M. Hervé Maurey. Absolument !
Mme Nicole Borvo Cohen-Seat. Je propose à ceux qui aiment les comparaisons de considérer la situation de l’Allemagne, dont le régime politique, que je sache, est loin d’être « soviétique »...
Ce pays est revenu sur le principe de liberté d’installation des médecins généralistes dans les années quatre-vingt-dix. Aujourd’hui, les Allemands, tout en n’étant pas moins bien soignés que les Français, ont réussi à résorber une partie de leurs « déserts médicaux ». Pendant ce temps, les nôtres se développent : ce phénomène n’est en effet plus cantonné dans les territoires faiblement peuplés, mais gagne aussi les villes et les régions où la démographie est dense et dynamique ! C’est ainsi le cas en Seine-Saint-Denis et dans d’autres départements urbains.
Après avoir fait mine d’agir et fait voter par le Parlement, en 2009, deux dispositions, la première obligeant les médecins à déclarer leurs congés, la seconde mettant en œuvre des contrats santé solidarité, votre prédécesseur, madame la secrétaire d’État, s’est empressée de décider, à la fin de l’année 2010, de surseoir à la publication de leur décret d’application. On est donc revenu à la case départ : ne rien faire !
La première disposition, a précisé Mme Bachelot, était en définitive trop discriminante et péchait parce qu’elle indisposait le corps médical.
M. Pierre-Yves Collombat. Voilà !
Mme Nicole Borvo Cohen-Seat. En ce qui concerne la seconde, gageons que la ministre a fini par se rallier aux arguments de ceux, dont nous faisons partie, qui pensaient qu’elle était absolument inutile, car rigoureusement inapplicable !
Comment imaginer sérieusement, en effet, de demander à des médecins installés en zone surdense de se rendre ponctuellement en zones sous-dotées pour y faire des consultations et y assurer de façon pérenne un accès aux soins ? C’est surréaliste !
Aujourd’hui peut-être, plus qu’il y a deux ans, nous pourrons vous convaincre, mes chers collègues, ainsi que le Gouvernement, qu’il existe des solutions à cette situation grave, et susceptible de s’aggraver encore, compte tenu de l’évolution de la pyramide des âges dans les prochaines années.
Tout d’abord, plutôt que de tenter en vain et à tout prix d’attirer les médecins dans les zones sous-dotées, il est possible de considérer le problème sous un autre angle et de chercher à dissuader les omnipraticiens de s’installer dans les zones surdotées.
Pour ce faire, on peut envisager de soumettre l’installation des médecins à l’autorisation des agences régionales de santé.
M. Jacques Blanc.
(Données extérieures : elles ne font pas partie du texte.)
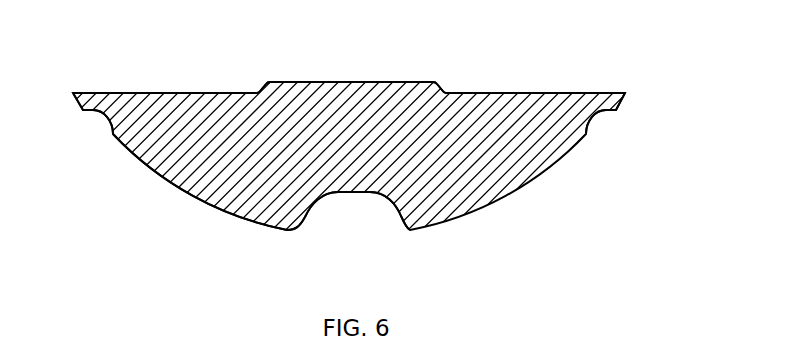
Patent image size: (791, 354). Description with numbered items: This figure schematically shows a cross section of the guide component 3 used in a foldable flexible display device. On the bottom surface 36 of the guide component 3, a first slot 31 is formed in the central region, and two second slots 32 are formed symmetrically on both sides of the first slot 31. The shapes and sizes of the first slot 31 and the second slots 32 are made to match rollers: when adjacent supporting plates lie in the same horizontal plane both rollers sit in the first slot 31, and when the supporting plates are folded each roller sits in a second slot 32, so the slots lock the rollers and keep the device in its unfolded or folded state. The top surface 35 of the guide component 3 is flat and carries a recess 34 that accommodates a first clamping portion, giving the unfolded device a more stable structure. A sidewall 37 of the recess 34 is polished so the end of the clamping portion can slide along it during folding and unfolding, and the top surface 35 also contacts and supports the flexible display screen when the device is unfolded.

The guide component 3 is at (485, 195).
The first slot 31 is at (353, 218).
The second slot 32 is at (98, 122).
The recess 34 is at (198, 93).
The top surface 35 is at (355, 82).
The bottom surface 36 is at (183, 187).
The sidewall 37 is at (262, 90).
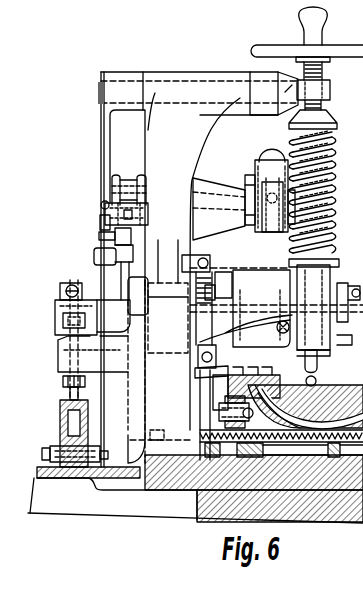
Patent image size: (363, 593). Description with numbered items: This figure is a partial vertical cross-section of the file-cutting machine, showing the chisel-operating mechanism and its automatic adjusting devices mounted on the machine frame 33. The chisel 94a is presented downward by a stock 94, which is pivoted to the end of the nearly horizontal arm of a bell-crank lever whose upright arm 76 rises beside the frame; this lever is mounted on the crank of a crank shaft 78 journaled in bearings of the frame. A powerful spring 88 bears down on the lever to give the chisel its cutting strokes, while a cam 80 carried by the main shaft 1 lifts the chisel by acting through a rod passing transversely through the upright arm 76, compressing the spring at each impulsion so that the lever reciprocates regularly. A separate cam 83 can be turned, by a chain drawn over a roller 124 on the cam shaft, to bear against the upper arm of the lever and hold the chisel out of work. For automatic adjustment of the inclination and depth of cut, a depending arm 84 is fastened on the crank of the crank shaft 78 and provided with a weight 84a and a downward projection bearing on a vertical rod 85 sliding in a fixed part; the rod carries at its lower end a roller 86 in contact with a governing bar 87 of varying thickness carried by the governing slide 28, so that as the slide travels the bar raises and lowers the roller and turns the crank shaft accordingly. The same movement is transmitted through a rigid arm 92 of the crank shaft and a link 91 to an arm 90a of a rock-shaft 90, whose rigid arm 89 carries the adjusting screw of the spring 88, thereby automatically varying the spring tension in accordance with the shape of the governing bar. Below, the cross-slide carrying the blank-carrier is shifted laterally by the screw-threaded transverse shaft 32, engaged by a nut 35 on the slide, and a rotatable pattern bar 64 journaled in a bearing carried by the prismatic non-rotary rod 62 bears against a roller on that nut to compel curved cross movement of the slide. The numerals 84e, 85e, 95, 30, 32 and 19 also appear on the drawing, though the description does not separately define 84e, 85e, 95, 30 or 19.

The main shaft 1 is at (101, 206).
The governing slide 28 is at (90, 432).
The base 30 is at (138, 486).
The screw-threaded transverse shaft 32 is at (8, 418).
The machine frame 33 is at (199, 269).
The nut 35 is at (243, 455).
The prismatic non-rotary rod 62 is at (228, 387).
The rotatable pattern bar 64 is at (224, 414).
The upright arm of bell-crank lever 76 is at (256, 260).
The crank shaft 78 is at (60, 292).
The cam 80 is at (272, 232).
The cam 83 is at (250, 160).
The depending arm 84 is at (62, 312).
The weight 84a is at (60, 325).
The guide 84e is at (115, 304).
The vertical rod 85 is at (68, 357).
The guide 85e is at (100, 355).
The roller 86 is at (68, 385).
The governing bar 87 is at (80, 393).
The spring 88 is at (328, 165).
The rigid arm of rock-shaft 89 is at (343, 95).
The rock-shaft 90 is at (103, 95).
The arm of rock-shaft 90a is at (104, 152).
The link 91 is at (99, 236).
The rigid arm of crank-shaft 92 is at (100, 265).
The stock 94 is at (332, 348).
The chisel 94a is at (318, 365).
The housing 95 is at (292, 298).
The roller 124 is at (124, 186).
The bracket 19 is at (4, 444).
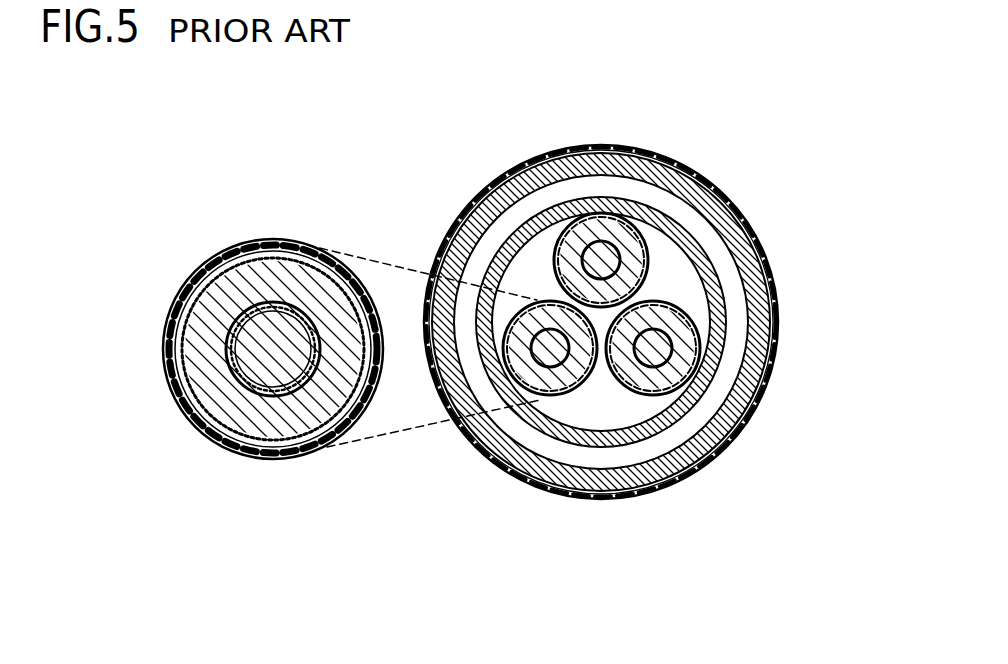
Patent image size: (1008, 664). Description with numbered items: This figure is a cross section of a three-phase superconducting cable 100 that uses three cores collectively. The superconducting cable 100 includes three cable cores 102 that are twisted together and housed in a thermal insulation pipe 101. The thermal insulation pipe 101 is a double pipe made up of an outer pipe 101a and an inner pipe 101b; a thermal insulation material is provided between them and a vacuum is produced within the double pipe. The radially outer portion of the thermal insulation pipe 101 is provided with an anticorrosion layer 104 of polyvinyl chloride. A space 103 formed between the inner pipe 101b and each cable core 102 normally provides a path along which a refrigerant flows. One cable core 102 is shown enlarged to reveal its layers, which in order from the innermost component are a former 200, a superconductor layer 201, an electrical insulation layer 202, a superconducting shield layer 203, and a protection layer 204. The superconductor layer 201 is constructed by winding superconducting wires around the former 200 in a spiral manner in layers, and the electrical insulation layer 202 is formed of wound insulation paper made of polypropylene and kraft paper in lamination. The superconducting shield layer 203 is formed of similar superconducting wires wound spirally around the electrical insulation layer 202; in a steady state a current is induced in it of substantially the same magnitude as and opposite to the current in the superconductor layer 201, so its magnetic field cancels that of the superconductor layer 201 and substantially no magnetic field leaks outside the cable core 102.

The superconducting cable 100 is at (510, 508).
The thermal insulation pipe 101 is at (835, 122).
The outer pipe 101a is at (747, 230).
The inner pipe 101b is at (690, 178).
The cable core 102 is at (544, 231).
The space 103 is at (695, 302).
The anticorrosion layer 104 is at (765, 383).
The former 200 is at (237, 343).
The superconductor layer 201 is at (233, 367).
The electrical insulation layer 202 is at (233, 424).
The superconducting shield layer 203 is at (237, 453).
The protection layer 204 is at (295, 460).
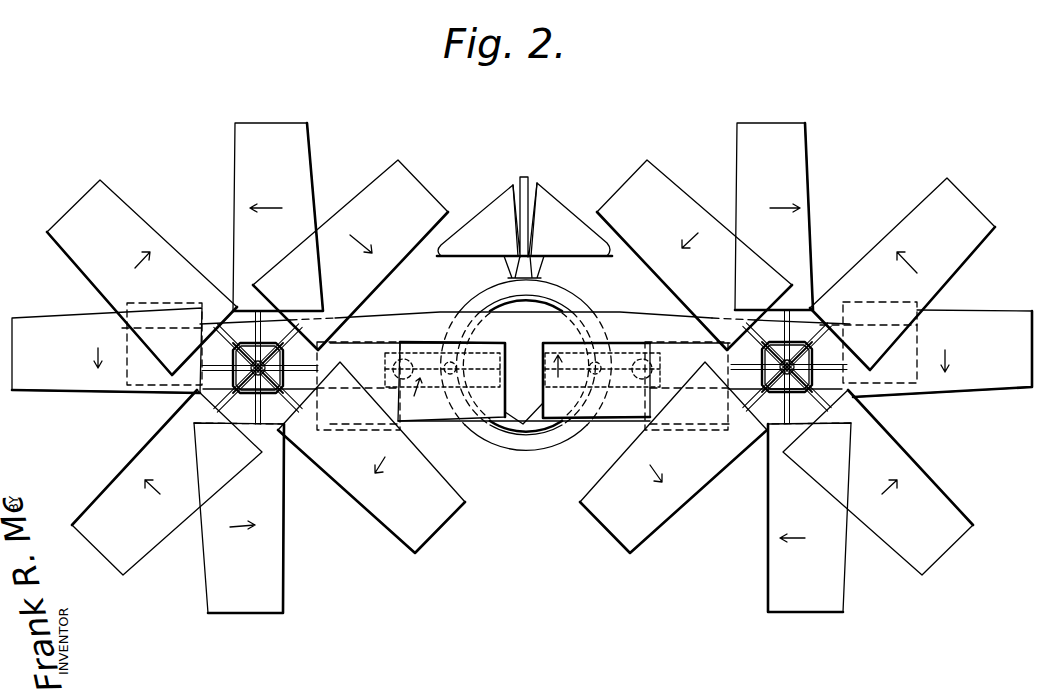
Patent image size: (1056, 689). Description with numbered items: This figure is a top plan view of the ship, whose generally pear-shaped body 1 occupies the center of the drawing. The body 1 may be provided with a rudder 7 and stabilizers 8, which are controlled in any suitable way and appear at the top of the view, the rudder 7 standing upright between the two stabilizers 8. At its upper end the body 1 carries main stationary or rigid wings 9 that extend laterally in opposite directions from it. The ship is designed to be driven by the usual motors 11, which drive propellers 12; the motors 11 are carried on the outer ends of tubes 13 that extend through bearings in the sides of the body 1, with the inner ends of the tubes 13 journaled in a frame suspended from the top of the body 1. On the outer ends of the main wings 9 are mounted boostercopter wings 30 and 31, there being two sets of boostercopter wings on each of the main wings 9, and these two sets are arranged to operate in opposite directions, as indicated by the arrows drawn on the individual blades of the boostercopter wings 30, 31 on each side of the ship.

The body of the ship 1 is at (572, 299).
The rudder 7 is at (528, 183).
The stabilizers 8 is at (496, 208).
The main stationary or rigid wings 9 is at (433, 312).
The motors 11 is at (507, 382).
The propellers 12 is at (532, 352).
The tubes 13 is at (424, 398).
The boostercopter wings 30 is at (162, 246).
The boostercopter wings 31 is at (313, 170).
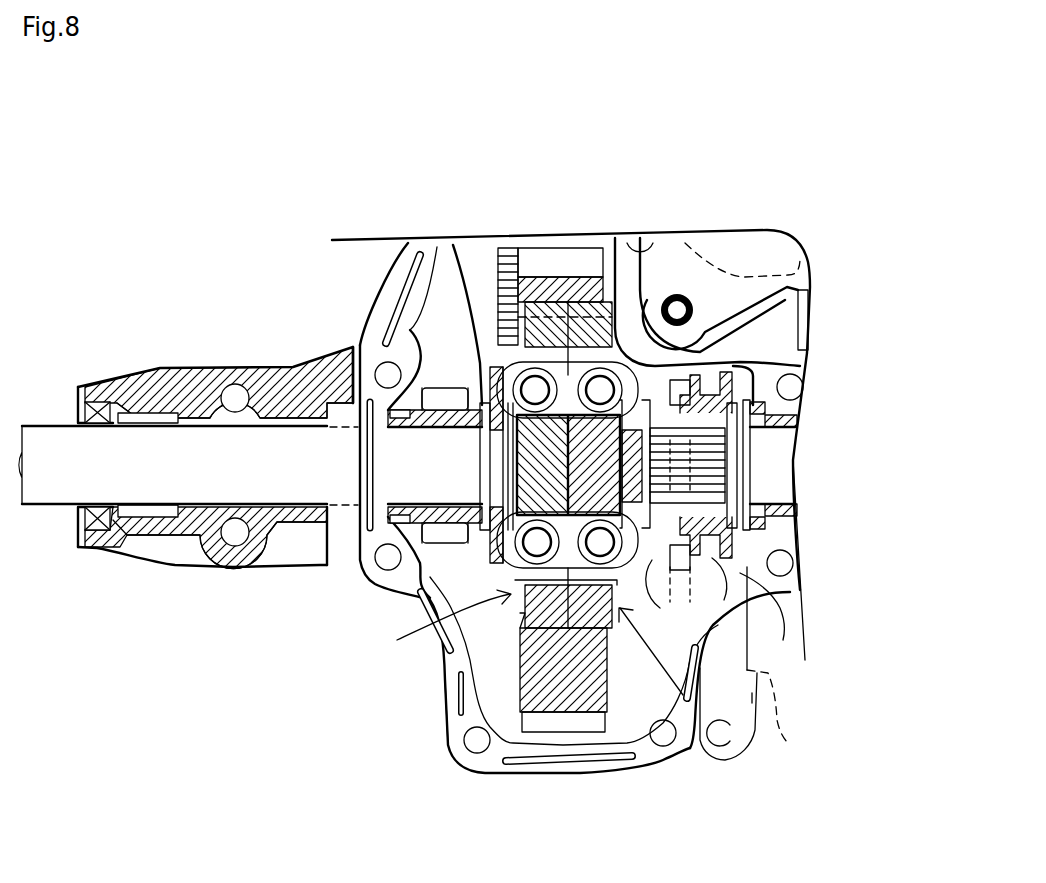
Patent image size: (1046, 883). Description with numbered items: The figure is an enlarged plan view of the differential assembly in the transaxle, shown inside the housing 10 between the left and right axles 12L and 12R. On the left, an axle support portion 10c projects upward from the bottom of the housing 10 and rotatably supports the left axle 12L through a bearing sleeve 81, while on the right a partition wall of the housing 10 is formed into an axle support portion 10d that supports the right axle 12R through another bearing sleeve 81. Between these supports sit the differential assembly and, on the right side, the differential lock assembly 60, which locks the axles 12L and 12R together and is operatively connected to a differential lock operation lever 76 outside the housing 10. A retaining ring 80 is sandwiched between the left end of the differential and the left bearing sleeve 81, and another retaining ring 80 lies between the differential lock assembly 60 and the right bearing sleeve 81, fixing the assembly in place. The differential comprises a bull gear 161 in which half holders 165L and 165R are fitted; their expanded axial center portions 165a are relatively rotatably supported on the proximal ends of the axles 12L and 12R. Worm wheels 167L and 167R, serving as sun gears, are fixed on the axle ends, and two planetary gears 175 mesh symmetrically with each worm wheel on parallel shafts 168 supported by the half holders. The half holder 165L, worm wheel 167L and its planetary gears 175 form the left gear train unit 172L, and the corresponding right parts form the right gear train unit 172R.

The housing 10 is at (407, 262).
The axle support portion 10c is at (393, 578).
The axle support portion 10d is at (793, 592).
The left axle 12L is at (138, 430).
The right axle 12R is at (787, 460).
The differential lock assembly 60 is at (787, 567).
The differential lock operation lever 76 is at (788, 717).
The retaining ring 80 is at (490, 450).
The bearing sleeve 81 is at (370, 545).
The bull gear 161 is at (460, 710).
The axial center portion 165a is at (470, 400).
The left half holder 165L is at (462, 666).
The right half holder 165R is at (618, 612).
The worm wheel 167L is at (440, 365).
The worm wheel 167R is at (637, 412).
The parallel shaft 168 is at (620, 368).
The left gear train unit 172L is at (428, 622).
The right gear train unit 172R is at (690, 748).
The planetary gear 175 is at (533, 378).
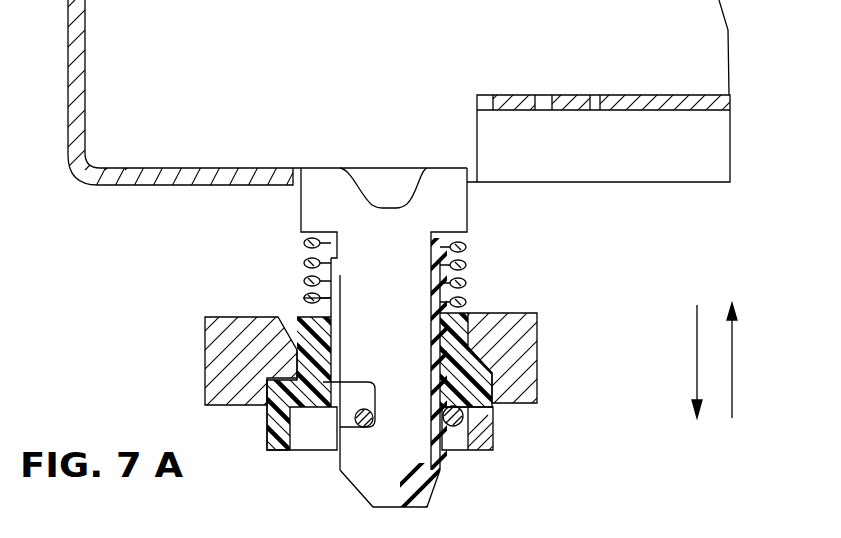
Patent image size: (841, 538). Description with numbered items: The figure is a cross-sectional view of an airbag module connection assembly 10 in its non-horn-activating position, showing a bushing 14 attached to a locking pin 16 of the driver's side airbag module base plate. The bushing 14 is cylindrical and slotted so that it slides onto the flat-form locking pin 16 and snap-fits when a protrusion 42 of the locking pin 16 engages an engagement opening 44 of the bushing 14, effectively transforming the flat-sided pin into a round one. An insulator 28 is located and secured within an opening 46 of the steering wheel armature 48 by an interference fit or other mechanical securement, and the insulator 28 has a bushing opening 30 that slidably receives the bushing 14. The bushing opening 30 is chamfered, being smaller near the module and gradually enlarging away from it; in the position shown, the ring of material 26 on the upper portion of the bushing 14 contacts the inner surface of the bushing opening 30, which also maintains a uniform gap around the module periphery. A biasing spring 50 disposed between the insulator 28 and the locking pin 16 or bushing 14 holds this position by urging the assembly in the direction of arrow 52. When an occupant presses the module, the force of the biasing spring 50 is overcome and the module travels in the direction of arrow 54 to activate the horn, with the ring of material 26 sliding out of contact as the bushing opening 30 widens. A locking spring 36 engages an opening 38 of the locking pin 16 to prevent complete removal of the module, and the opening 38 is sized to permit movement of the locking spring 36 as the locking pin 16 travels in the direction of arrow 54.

The airbag module connection assembly 10 is at (615, 247).
The bushing 14 is at (462, 241).
The locking pin 16 is at (450, 213).
The ring of material 26 is at (478, 313).
The insulator 28 is at (487, 408).
The bushing opening 30 is at (447, 413).
The locking spring 36 is at (352, 409).
The opening of the locking pin 38 is at (355, 387).
The protrusion of the locking pin 42 is at (375, 272).
The engagement opening 44 is at (318, 282).
The opening of the steering wheel armature 46 is at (267, 405).
The steering wheel armature 48 is at (538, 348).
The biasing spring 50 is at (313, 298).
The arrow 52 is at (732, 365).
The arrow 54 is at (697, 373).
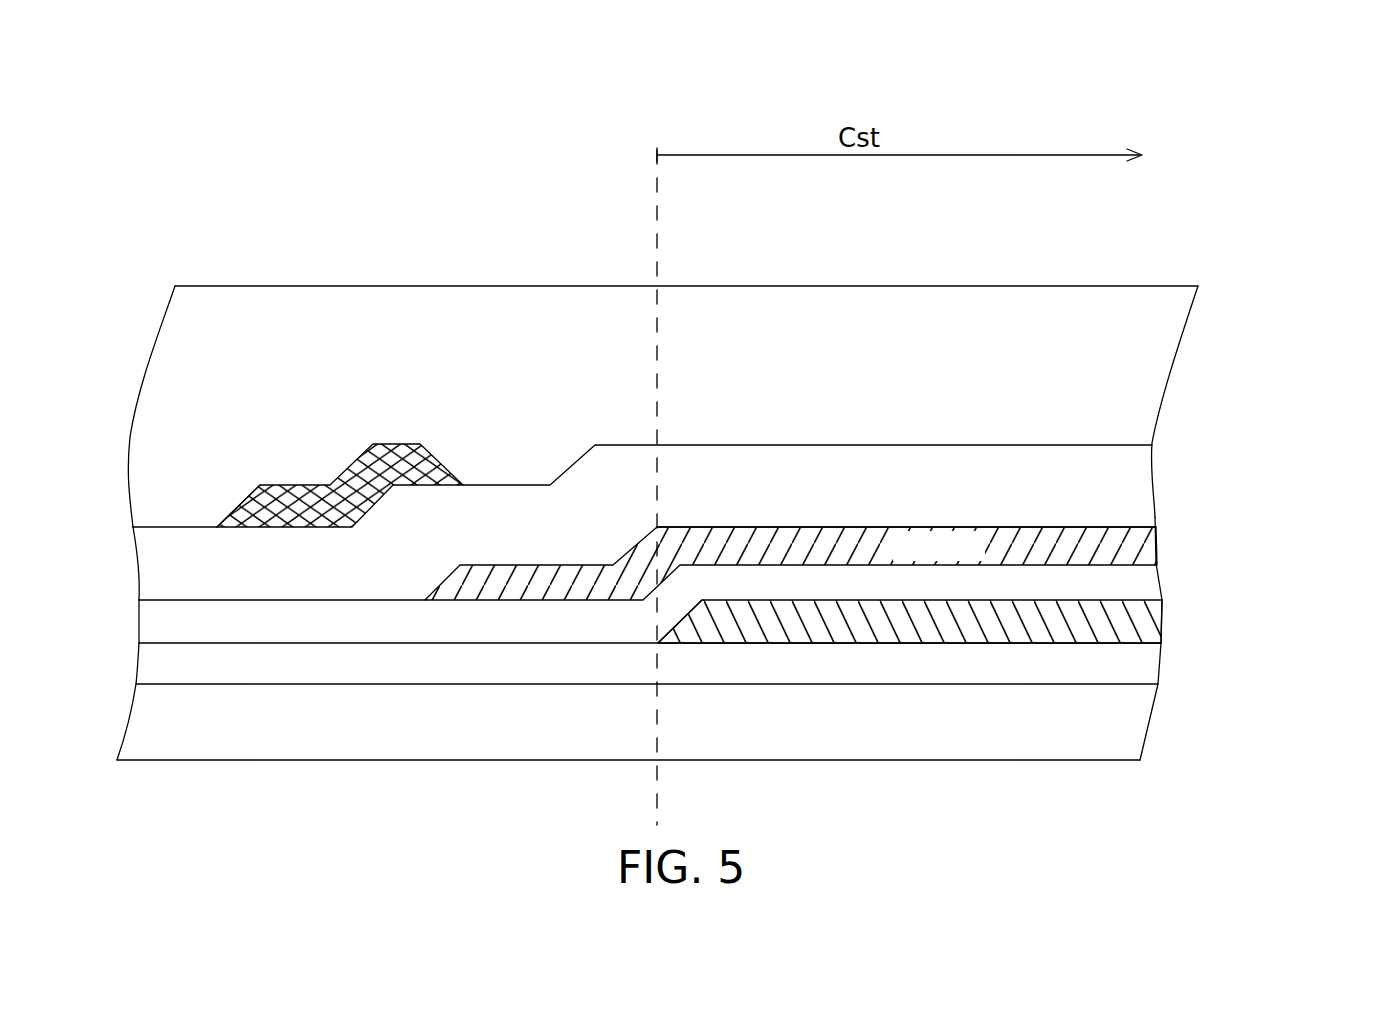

Surtout pas !
Mme Nicole Borvo Cohen-Seat. On peut aussi décider de refuser de façon temporaire le conventionnement des médecins de premier recours qui veulent exercer dans les zones où l’offre de soins est déjà plus que satisfaite.
Par exemple, sur le plan de la démographie médicale, Paris est une zone surdotée. Il faut cependant préciser que deux tiers des médecins spécialistes et 50 % des médecins généralistes y exercent en secteur 2. Et personne parmi vous, chers collègues de la majorité, n’y trouve rien à redire !
Si la population parisienne aisée est très satisfaite de cette situation, les patients les plus modestes, en revanche, sont de plus en plus nombreux à faire la queue dans les services des urgences des hôpitaux. (Marques d’approbation sur les travées du groupe socialiste.) Voilà la réalité ! Il y a donc beaucoup à dire sur la liberté d’installation, alors même que la sécurité sociale finance la médecine...
En outre, si l’on veut essayer de régler un problème différent, mais connexe, car lui aussi aggrave les difficultés d’accès aux soins, on peut également décider de retirer le conventionnement de ceux qui, bien que diplômés de la spécialité de médecine générale, ne pratiquent pas effectivement cette médecine de premier recours. Ainsi, certains de ces médecins s’installent en tant qu’acupuncteurs ou exercent l’angéiologie...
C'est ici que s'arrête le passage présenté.